Chicago's snowiest winter in about three decades is laying siege -- and slush. On the other side of the world, China suffered its worst winter weather in half a century, stranding hundreds of thousands just before their New Year holiday. Here are a few flaky facts:
1. In the 124 years that snowfall records have been kept in Chicago, more than 4,500 inches of snow have fallen on the city. That would pile up to about the 29th floor of the Sears Tower -- slightly more than a quarter of the way up.
2. A Vermont farmer named Wilson Alwyn Bentley began a decades-long hobby in the 1880s of taking thousands of photographs of snowflakes on black velvet. "Snowfl ake" Bentley believed that no two snowflakes are alike. Today, scientists say that no two complex snowflakes are alike but that more simple combinations of snow crystals may be alike. Bentley died in 1933 of pneumonia -- contracted after he walked home in a blizzard.
3. The 1967 blizzard was one of Chicago's most bizarre weather events. On Jan. 24, the high temperature was 65, and there was a tornado watch. Two days later, a storm dropped 23.1 inches of snow in 29 hours. Chicagoans could feel picked on: Milwaukee got 2 inches, and Champaign got only rain. But the Windy City is not easily intimidated. Seven hours after the storm began, with snow falling at a rate of about an inch an hour, 193 people showed up at WGN-TV's studios for the "Bozo Show."
4. Chicago's 1979 snow crisis left the city crippled and opened the way for mayoral challenger Jane Byrne to go after Mayor Michael Bilandic's recovery efforts. Campaign manager Don Rose, a political consultant who occasionally writes for Perspective, later recalled shooting a TV ad with Byrne. "Snow was coming down, fortunately," he said. Otherwise, he confided, he would have had to fetch some cornflakes he had stashed in his car and throw them at Byrne, to mimic snow.

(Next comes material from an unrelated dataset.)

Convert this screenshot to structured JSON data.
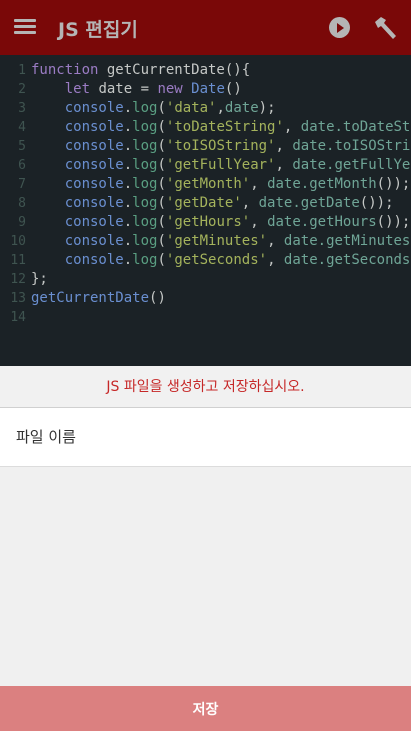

5. During World War I, when Italians and Austrians fought each other in the mountainous Southern Tyrol region, one of their chief weapons was snow. They purposely set off avalanches, leaving an estimated 60,000 soldiers on both sides dead, including thousands on a single day.
6. When the Montreal Canadiens won the 1924 hockey title, some of them put the Stanley Cup trophy in the trunk of their car and drove off to the victory party. But the car got a flat, and they took the trophy out and perched it on a snowbank so they could get to the spare tire. After changing the tire, they went to the party, only to realize they had forgotten the trophy. They found it where they had left it: on the snowbank.
7. The term "panked snow" is popular in Michigan's Upper Peninsula and other northern fringes of the country. It refers to snow that has settled or has been pressed down so that people can walk on it.
8. Snow comes in many colors beyond the familiar white and the unappetizing yellow. Glacier snow can appear blue. Algae growing on fallen snow can create hues of green or red, such as what hikers call "watermelon snow." When orange snow fell in Siberia last February, pollution was suspected, but officials said the likely cause was a heavy sandstorm in neighboring Kazakhstan.
9. Snow can occur even when the temperature is 50, according to climatologist Nolan Doesken of Colorado State University. Such a snow happens during a shower or thunderstorm, when the sun has warmed the ground but the air is still quite cold. In the Midwest, about the highest temperature for snow is around 40 degrees, Doesken said.
10. Some people say Philadelphia has the nation's worst sports fans. Exhibit A: At a 1968 Eagles game at Franklin Field, fans threw snowballs at Santa Claus.
Sources: "Snow" by Ruth Kirk, Dictionary of American Regional English, The New Partridge Dictionary of Slang and Unconventional English, "Fighting Jane," by Bill Granger and Lori Granger, legendsofhockey.com, Science News, USA Today, Tom Skilling's Tribune weather page, Tribune staff and news services.